Unfortunately due to nesting parenthesis (e.g. \graphicspath{{...}}
) we can't use just regex :(
To clarify on my terminology, I think of latex macros like this:
\command[optional1][optional2]{mandtory1}{mandatory2}
why do you want to only ignore arguments?
By that I mean that we want to ignore the \command
bit always, but sometimes we want to pass through an argument (e.g. \emph{...}
), sometimes we want to ignore it (e.g. \tikzset{...}
), then a similar thing with environments of course.
Not sure what the cleanest way of being able to represent differences is what we want done would be.
That is when we can look at what he has done in textidote ^^
Then, we can define a list of commands where we delete everything, a list of command where we keep the argument. And it is a similar for environments, but it is a little bit more difficult to keep the argument of an environment.

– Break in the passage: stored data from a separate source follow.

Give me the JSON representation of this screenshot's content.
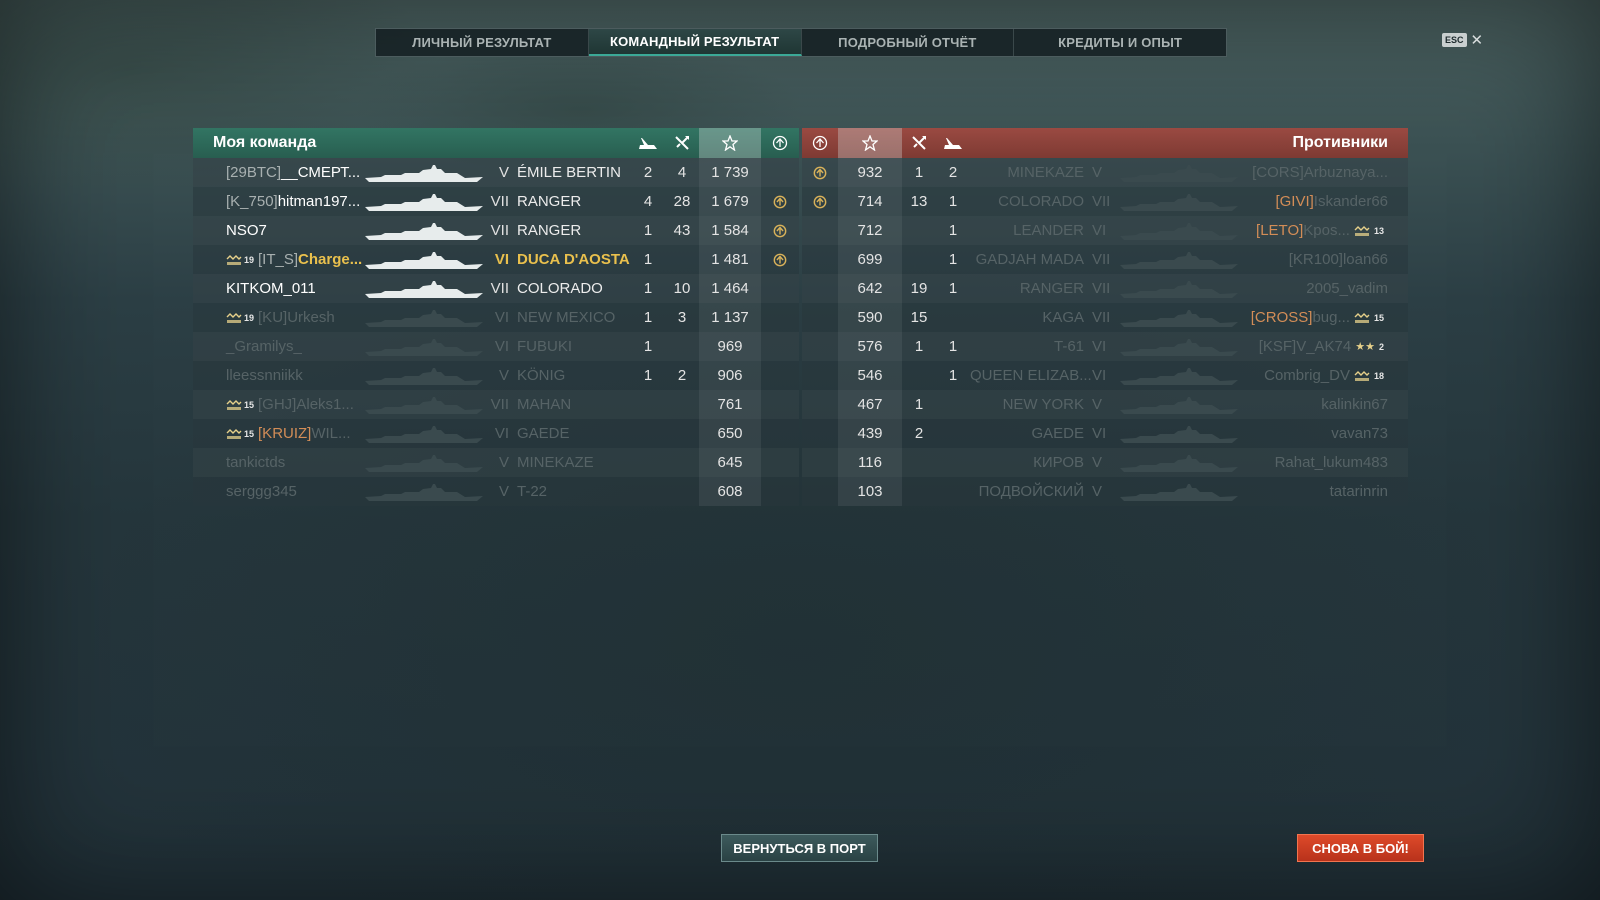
{
  "tabs": [
    {
      "label": "ЛИЧНЫЙ РЕЗУЛЬТАТ",
      "active": false
    },
    {
      "label": "КОМАНДНЫЙ РЕЗУЛЬТАТ",
      "active": true
    },
    {
      "label": "ПОДРОБНЫЙ ОТЧЁТ",
      "active": false
    },
    {
      "label": "КРЕДИТЫ И ОПЫТ",
      "active": false
    }
  ],
  "esc_label": "ESC",
  "close_glyph": "✕",
  "colors": {
    "accent_teal": "#3ba997",
    "my_team": "#327563",
    "enemy_team": "#9a4a42",
    "highlight": "#e9c04d",
    "clan_orange": "#d38d57",
    "battle_button": "#de4a2a"
  },
  "my_team": {
    "title": "Моя команда",
    "column_icons": [
      "ships-destroyed-icon",
      "planes-destroyed-icon",
      "base-xp-star-icon",
      "capture-icon"
    ],
    "players": [
      {
        "rank": "",
        "clan": "[29BTC]",
        "clan_orange": false,
        "name": "__СМЕРТ...",
        "tier": "V",
        "ship": "ÉMILE BERTIN",
        "kills": "2",
        "planes": "4",
        "xp": "1 739",
        "cap": false,
        "alive": true,
        "mine": false
      },
      {
        "rank": "",
        "clan": "[K_750]",
        "clan_orange": false,
        "name": "hitman197...",
        "tier": "VII",
        "ship": "RANGER",
        "kills": "4",
        "planes": "28",
        "xp": "1 679",
        "cap": true,
        "alive": true,
        "mine": false
      },
      {
        "rank": "",
        "clan": "",
        "clan_orange": false,
        "name": "NSO7",
        "tier": "VII",
        "ship": "RANGER",
        "kills": "1",
        "planes": "43",
        "xp": "1 584",
        "cap": true,
        "alive": true,
        "mine": false
      },
      {
        "rank": "19",
        "clan": "[IT_S]",
        "clan_orange": false,
        "name": "Charge...",
        "tier": "VI",
        "ship": "DUCA D'AOSTA",
        "kills": "1",
        "planes": "",
        "xp": "1 481",
        "cap": true,
        "alive": true,
        "mine": true
      },
      {
        "rank": "",
        "clan": "",
        "clan_orange": false,
        "name": "KITKOM_011",
        "tier": "VII",
        "ship": "COLORADO",
        "kills": "1",
        "planes": "10",
        "xp": "1 464",
        "cap": false,
        "alive": true,
        "mine": false
      },
      {
        "rank": "19",
        "clan": "[KU]",
        "clan_orange": false,
        "name": "Urkesh",
        "tier": "VI",
        "ship": "NEW MEXICO",
        "kills": "1",
        "planes": "3",
        "xp": "1 137",
        "cap": false,
        "alive": false,
        "mine": false
      },
      {
        "rank": "",
        "clan": "",
        "clan_orange": false,
        "name": "_Gramilys_",
        "tier": "VI",
        "ship": "FUBUKI",
        "kills": "1",
        "planes": "",
        "xp": "969",
        "cap": false,
        "alive": false,
        "mine": false
      },
      {
        "rank": "",
        "clan": "",
        "clan_orange": false,
        "name": "lleessnniikk",
        "tier": "V",
        "ship": "KÖNIG",
        "kills": "1",
        "planes": "2",
        "xp": "906",
        "cap": false,
        "alive": false,
        "mine": false
      },
      {
        "rank": "15",
        "clan": "[GHJ]",
        "clan_orange": false,
        "name": "Aleks1...",
        "tier": "VII",
        "ship": "MAHAN",
        "kills": "",
        "planes": "",
        "xp": "761",
        "cap": false,
        "alive": false,
        "mine": false
      },
      {
        "rank": "15",
        "clan": "[KRUIZ]",
        "clan_orange": true,
        "name": "WIL...",
        "tier": "VI",
        "ship": "GAEDE",
        "kills": "",
        "planes": "",
        "xp": "650",
        "cap": false,
        "alive": false,
        "mine": false
      },
      {
        "rank": "",
        "clan": "",
        "clan_orange": false,
        "name": "tankictds",
        "tier": "V",
        "ship": "MINEKAZE",
        "kills": "",
        "planes": "",
        "xp": "645",
        "cap": false,
        "alive": false,
        "mine": false
      },
      {
        "rank": "",
        "clan": "",
        "clan_orange": false,
        "name": "serggg345",
        "tier": "V",
        "ship": "T-22",
        "kills": "",
        "planes": "",
        "xp": "608",
        "cap": false,
        "alive": false,
        "mine": false
      }
    ]
  },
  "enemy_team": {
    "title": "Противники",
    "players": [
      {
        "cap": true,
        "xp": "932",
        "planes": "1",
        "kills": "2",
        "ship": "MINEKAZE",
        "tier": "V",
        "clan": "[CORS]",
        "clan_orange": false,
        "name": "Arbuznaya...",
        "rank": "",
        "rank_type": "",
        "alive": false
      },
      {
        "cap": true,
        "xp": "714",
        "planes": "13",
        "kills": "1",
        "ship": "COLORADO",
        "tier": "VII",
        "clan": "[GIVI]",
        "clan_orange": true,
        "name": "Iskander66",
        "rank": "",
        "rank_type": "",
        "alive": false
      },
      {
        "cap": false,
        "xp": "712",
        "planes": "",
        "kills": "1",
        "ship": "LEANDER",
        "tier": "VI",
        "clan": "[LETO]",
        "clan_orange": true,
        "name": "Kpos...",
        "rank": "13",
        "rank_type": "ribbon",
        "alive": false
      },
      {
        "cap": false,
        "xp": "699",
        "planes": "",
        "kills": "1",
        "ship": "GADJAH MADA",
        "tier": "VII",
        "clan": "[KR100]",
        "clan_orange": false,
        "name": "loan66",
        "rank": "",
        "rank_type": "",
        "alive": false
      },
      {
        "cap": false,
        "xp": "642",
        "planes": "19",
        "kills": "1",
        "ship": "RANGER",
        "tier": "VII",
        "clan": "",
        "clan_orange": false,
        "name": "2005_vadim",
        "rank": "",
        "rank_type": "",
        "alive": false
      },
      {
        "cap": false,
        "xp": "590",
        "planes": "15",
        "kills": "",
        "ship": "KAGA",
        "tier": "VII",
        "clan": "[CROSS]",
        "clan_orange": true,
        "name": "bug...",
        "rank": "15",
        "rank_type": "ribbon",
        "alive": false
      },
      {
        "cap": false,
        "xp": "576",
        "planes": "1",
        "kills": "1",
        "ship": "T-61",
        "tier": "VI",
        "clan": "[KSF]",
        "clan_orange": false,
        "name": "V_AK74",
        "rank": "2",
        "rank_type": "stars",
        "alive": false
      },
      {
        "cap": false,
        "xp": "546",
        "planes": "",
        "kills": "1",
        "ship": "QUEEN ELIZAB...",
        "tier": "VI",
        "clan": "",
        "clan_orange": false,
        "name": "Combrig_DV",
        "rank": "18",
        "rank_type": "ribbon",
        "alive": false
      },
      {
        "cap": false,
        "xp": "467",
        "planes": "1",
        "kills": "",
        "ship": "NEW YORK",
        "tier": "V",
        "clan": "",
        "clan_orange": false,
        "name": "kalinkin67",
        "rank": "",
        "rank_type": "",
        "alive": false
      },
      {
        "cap": false,
        "xp": "439",
        "planes": "2",
        "kills": "",
        "ship": "GAEDE",
        "tier": "VI",
        "clan": "",
        "clan_orange": false,
        "name": "vavan73",
        "rank": "",
        "rank_type": "",
        "alive": false
      },
      {
        "cap": false,
        "xp": "116",
        "planes": "",
        "kills": "",
        "ship": "КИРОВ",
        "tier": "V",
        "clan": "",
        "clan_orange": false,
        "name": "Rahat_lukum483",
        "rank": "",
        "rank_type": "",
        "alive": false
      },
      {
        "cap": false,
        "xp": "103",
        "planes": "",
        "kills": "",
        "ship": "ПОДВОЙСКИЙ",
        "tier": "V",
        "clan": "",
        "clan_orange": false,
        "name": "tatarinrin",
        "rank": "",
        "rank_type": "",
        "alive": false
      }
    ]
  },
  "buttons": {
    "return_port": "ВЕРНУТЬСЯ В ПОРТ",
    "battle_again": "СНОВА В БОЙ!"
  }
}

Perhaps then we just take the approach where, this may be a little heavy-handed, but it will be good for 99% of the document. Remove all optional arguments of environments, and then split commands into "keep arguments" and "remove arguments". That sounds reasonable to me.
@PierreMarchand20 how's it going?
I did not have the time to do it so far, may be this weekend.
Ok I looked a little bit, I think actually this easiest would be to get the text of the file in a string and call regex functions. I do not see the advantage of copy paste the text in an auxiliary file. What do you think ? We can still do every operations on a string and then create an auxiliary file to store the cleaned string if it is really necessary.
With this in mind I wanted to use the function matchall
(https://javascript.info/regexp-methods) which seems really perfect for us, but I cannot manage to use it. I added the necessary lib as mentioned here but still, when I compile, it does find the function. Any ideas ?
Feature Request
Is your feature request related to a problem? Please describe.
Since the issue has been closed in https://github.com/James-Yu/LaTeX-Workshop/issues/881#issuecomment-533659579, I open an issue here in case you are interested in adding more linters.
Describe the solution you'd like
As I said in the previous link, we could add TeXtidote which uses LanguageTools in latex documents. It just strips out latex from your document, calls LanguageTools which then checks spell and grammar for a lot of languages.
TeXtidote
then computes where are the locations of the errors/warning in your document.There was an issue (solved now) to have an easy-to-parse output (see here), so I guess it would not be too difficult to use.
It main be expensive to run it at every save for example, but having a command to call it would be nice.